Chinese state-owned steel giants Baosteel and Wuhan to merge
20 September 2016
Chinese state-owned steel giant Baosteel Iron and Steel today said that it will acquire debt-ridden smaller rival Wuhan Iron and Steel, a move designed to create the world's second-largest steel producer after Luxembourg-based ArcelorMittal SA.
The merger, first announced in June, is part of the Chinese government plan to overhaul its steel industry amid an overcapacity and decline in global steel prices.
In a short statement, Wuhan said Baosteel will issue new shares to its shareholders for the merger. Baoshan and Wuhan have a combined market cap of $16.3 billion, while ArcelorMittal has a market value of $17.2 billion.
Baosteel is China's second-largest steelmaker and the world's fifth largest, while Wuhan is world's eleventh largest by production capacity.
The merger of state-owned companies will create a new company called China Baowu Iron and Steel Group with total assets of $105 billion.
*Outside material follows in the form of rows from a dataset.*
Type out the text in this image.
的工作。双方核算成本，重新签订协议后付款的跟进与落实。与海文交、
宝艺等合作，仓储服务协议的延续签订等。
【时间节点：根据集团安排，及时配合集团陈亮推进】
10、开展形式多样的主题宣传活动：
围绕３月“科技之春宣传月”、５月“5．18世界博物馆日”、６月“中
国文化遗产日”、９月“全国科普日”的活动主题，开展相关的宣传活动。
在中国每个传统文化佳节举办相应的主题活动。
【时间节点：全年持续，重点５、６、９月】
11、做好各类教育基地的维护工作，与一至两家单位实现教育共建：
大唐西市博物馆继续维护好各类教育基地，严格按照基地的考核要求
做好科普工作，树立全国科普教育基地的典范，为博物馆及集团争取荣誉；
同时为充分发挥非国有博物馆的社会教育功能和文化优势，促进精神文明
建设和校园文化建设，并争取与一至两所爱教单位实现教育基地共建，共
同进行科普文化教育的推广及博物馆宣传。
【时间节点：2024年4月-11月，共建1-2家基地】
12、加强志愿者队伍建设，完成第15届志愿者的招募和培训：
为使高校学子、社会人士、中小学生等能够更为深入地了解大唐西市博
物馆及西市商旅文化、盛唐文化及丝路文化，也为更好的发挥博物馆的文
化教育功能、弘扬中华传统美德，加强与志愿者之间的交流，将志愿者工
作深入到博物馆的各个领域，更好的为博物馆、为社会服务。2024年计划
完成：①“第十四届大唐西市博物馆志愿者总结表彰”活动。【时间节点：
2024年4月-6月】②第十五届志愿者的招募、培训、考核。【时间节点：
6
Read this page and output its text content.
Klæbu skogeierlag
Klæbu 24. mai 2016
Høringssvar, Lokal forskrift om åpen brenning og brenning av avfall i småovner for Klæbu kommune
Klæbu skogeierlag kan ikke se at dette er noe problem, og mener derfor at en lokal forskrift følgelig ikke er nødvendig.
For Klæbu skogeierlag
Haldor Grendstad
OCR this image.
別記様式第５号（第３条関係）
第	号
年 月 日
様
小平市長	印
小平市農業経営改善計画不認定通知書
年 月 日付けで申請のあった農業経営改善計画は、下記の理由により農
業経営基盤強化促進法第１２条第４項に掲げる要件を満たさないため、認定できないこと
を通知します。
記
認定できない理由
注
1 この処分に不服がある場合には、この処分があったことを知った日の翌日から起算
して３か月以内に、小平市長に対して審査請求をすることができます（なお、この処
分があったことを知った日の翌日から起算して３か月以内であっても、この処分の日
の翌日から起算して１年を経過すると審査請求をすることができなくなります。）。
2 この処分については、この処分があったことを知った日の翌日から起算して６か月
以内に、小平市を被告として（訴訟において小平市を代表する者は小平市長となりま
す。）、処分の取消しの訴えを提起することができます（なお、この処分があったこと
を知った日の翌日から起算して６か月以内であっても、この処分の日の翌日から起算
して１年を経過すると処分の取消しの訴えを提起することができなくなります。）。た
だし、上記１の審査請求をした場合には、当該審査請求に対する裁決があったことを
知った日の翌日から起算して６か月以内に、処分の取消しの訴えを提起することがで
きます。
Based on data from 2015, the two steel giants together have an annual production of about 60 million tonnes a year and combined capacity of 60.7 million tonnes.
Baosteel and Wuhan had earlier announced that they would cut capacity - Baosteel by 9.2 million tonnes of production capacity in three years, while Wuhan by 4.42 million tonnes of steel production and 3.19 million tonnes of iron production this year.
The merger is part of a restructuring plan by the Chinese government to reduce excess capacity by 45 million tonnes in 2016 and by 100-150 million tonnes out of a total of 1.2 billion tons by 2020. This is despite projected demand for local consumption of steel in 2016 is only 672 million tonnes.
But German steel federation Stahl alleges that over-capacity in China has actually doubled to 419 million tonnes since 2012, more than twice the entire steel output of the European Union.
China's steel overproduction has hit global steelmakers and has made a huge dent in sales forcing them to close several steel plants across Europe and North America.
With average price of steel in China dropping by more than 32 per cent since the past two years, China has been accused of undercutting the global market with far cheaper prices in order to clear its massive inventory.